Selon l'article L. 145-33 du code de commerce, la valeur locative d'un local doit être déterminée d'après les caractéristiques du local considéré, la destination des lieux, les obligations respectives des parties, les facteurs locaux de commercialité et les prix couramment pratiqués dans le voisinage.

Par ailleurs, il résulte de l'article L. 145-34 du même code, selon lequel à moins d'une modification notable des éléments mentionnés à l'article L. 145-33 1° à 4°, le taux de variation du loyer du bail renouvelé, dont la durée n'excède pas neuf ans, ne peut excéder la variation de l'indice trimestriel des loyers commerciaux intervenue depuis la fixation initiale du loyer du bail expiré, qu'en cas de valeur locative inférieure au plafond fixée par ce texte, c'est cette valeur locative qui s'applique et non le loyer plafond résultant de l'application de l'indice.

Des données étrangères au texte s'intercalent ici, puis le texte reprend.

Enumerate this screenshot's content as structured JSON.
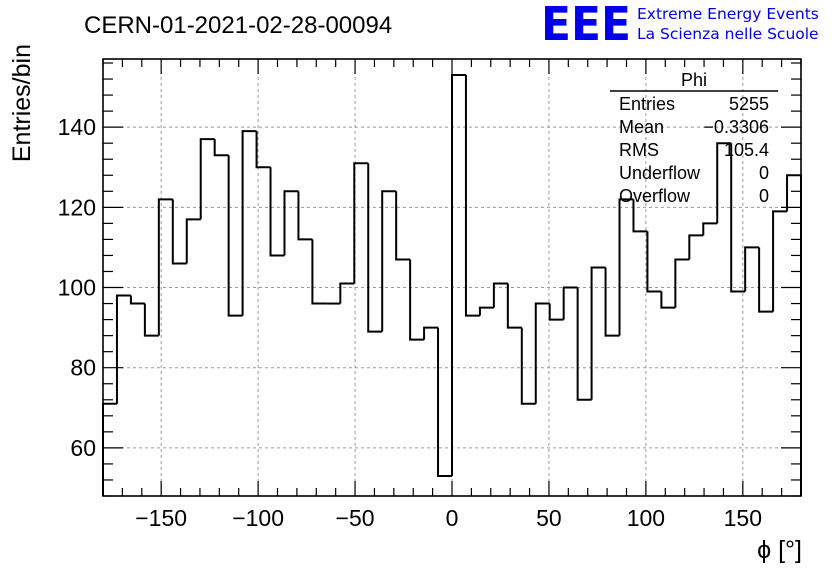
{
  "chart_data": {
    "type": "bar",
    "style": "step-histogram",
    "title": "CERN-01-2021-02-28-00094",
    "xlabel": "ϕ [°]",
    "ylabel": "Entries/bin",
    "xlim": [
      -180,
      180
    ],
    "ylim": [
      48,
      157
    ],
    "bin_width": 7.2,
    "grid": true,
    "x_ticks": [
      -150,
      -100,
      -50,
      0,
      50,
      100,
      150
    ],
    "y_ticks": [
      60,
      80,
      100,
      120,
      140
    ],
    "x_tick_labels": [
      "−150",
      "−100",
      "−50",
      "0",
      "50",
      "100",
      "150"
    ],
    "y_tick_labels": [
      "60",
      "80",
      "100",
      "120",
      "140"
    ],
    "x": [
      -176.4,
      -169.2,
      -162.0,
      -154.8,
      -147.6,
      -140.4,
      -133.2,
      -126.0,
      -118.8,
      -111.6,
      -104.4,
      -97.2,
      -90.0,
      -82.8,
      -75.6,
      -68.4,
      -61.2,
      -54.0,
      -46.8,
      -39.6,
      -32.4,
      -25.2,
      -18.0,
      -10.8,
      -3.6,
      3.6,
      10.8,
      18.0,
      25.2,
      32.4,
      39.6,
      46.8,
      54.0,
      61.2,
      68.4,
      75.6,
      82.8,
      90.0,
      97.2,
      104.4,
      111.6,
      118.8,
      126.0,
      133.2,
      140.4,
      147.6,
      154.8,
      162.0,
      169.2,
      176.4
    ],
    "values": [
      71,
      98,
      96,
      88,
      122,
      106,
      117,
      137,
      133,
      93,
      139,
      130,
      108,
      124,
      112,
      96,
      96,
      101,
      131,
      89,
      124,
      107,
      87,
      90,
      53,
      153,
      93,
      95,
      101,
      90,
      71,
      96,
      92,
      100,
      72,
      105,
      88,
      122,
      114,
      99,
      95,
      107,
      113,
      116,
      136,
      99,
      110,
      94,
      119,
      128
    ],
    "stats_box": {
      "title": "Phi",
      "rows": [
        {
          "label": "Entries",
          "value": "5255"
        },
        {
          "label": "Mean",
          "value": "−0.3306"
        },
        {
          "label": "RMS",
          "value": "105.4"
        },
        {
          "label": "Underflow",
          "value": "0"
        },
        {
          "label": "Overflow",
          "value": "0"
        }
      ]
    }
  },
  "logo": {
    "text": "EEE",
    "line1": "Extreme Energy Events",
    "line2": "La Scienza nelle Scuole",
    "color": "#0000ee"
  },
  "colors": {
    "line": "#000000",
    "grid": "#9a9a9a",
    "logo": "#0000ee"
  }
}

C'est à juste titre que pour fixer le loyer plafond, conformément aux dispositions de l'article L. 145-34 , l'expert a pris pour référence les indices des loyers commerciaux du 2ème trimestre 2007 (97,45) et 3ème trimestre 2016 (108,56), en l'absence de clause contractuelle fixant un indice trimestriel des loyers commerciaux de référence, soit un loyer plafond de 75.752,48 € et non de 75.640 € comme l'indique la société Picard. Il n'est pas contesté que la valeur locative des locaux est inférieure à ce plafond, les deux parties ayant proposé des valeurs de loyer du bail renouvelé inférieures au plafond dès leurs premiers mémoires. Il convient donc de fixer le loyer du bail renouvelé à la valeur locative des locaux à la date du 1er janvier 2017.

S'agissant de la surface des locaux, l'expert a retenu une surface de 223,90 m2 en se fondant sur les plans établis par un géomètre expert en décembre 2019 et en a déduit une surface pondérée de 140 m2/P en appliquant un coefficient aux différentes zones des locaux en fonction de leur usage et de leur attractivité commerciale conformément à la charte de l'expertise. Ces pondérations sont partiellement contestées par les parties, la bailleresse demandant de retenir une surface pondérée de 143 m2/P et la locataire de 128 m2/P.

Il convient de se référer à la motivation du jugement déféré que la cour fait sienne selon laquelle l'expert a retenu à juste titre un coefficient de 0,80 pour la deuxième zone de vente située entre 5 et 10 mètres de la vitrine, un coefficient de 0,40 pour l'arrière boutique d'une surface de 43,60 m2 remplissant différentes fonctions (chambre froide, vestiaire, WC et bureau) non comparable à un débarras auquel le coefficient proposé de 0,15 pourrait s'appliquer et un coefficient de 0,15 pour le sous-sol de bonne dimension et de bonne hauteur sous plafond;

Selon l'article R. 145-7 du code de commerce, les prix couramment pratiqués dans le voisinage par unité de surface permettant de déterminer la valeur locative du loyer du bail renouvelé, concernent des locaux équivalents eu égard aux caractéristiques propres au local, la destination des lieux autorisée par le bail, les facteurs locaux de commercialité pour le commerce considéré. A défaut d'équivalence, ils peuvent, à titre indicatif, être utilisés pour la détermination des prix de base, sauf à être corrigés en considération des différences constatées entre le local loué et les locaux de référence. Il n'en résulte pas que les références de renouvellement judiciaires doivent être privilégiées pour déterminer les prix couramment pratiqués dans le voisinage, contrairement à ce que soutient la locataire.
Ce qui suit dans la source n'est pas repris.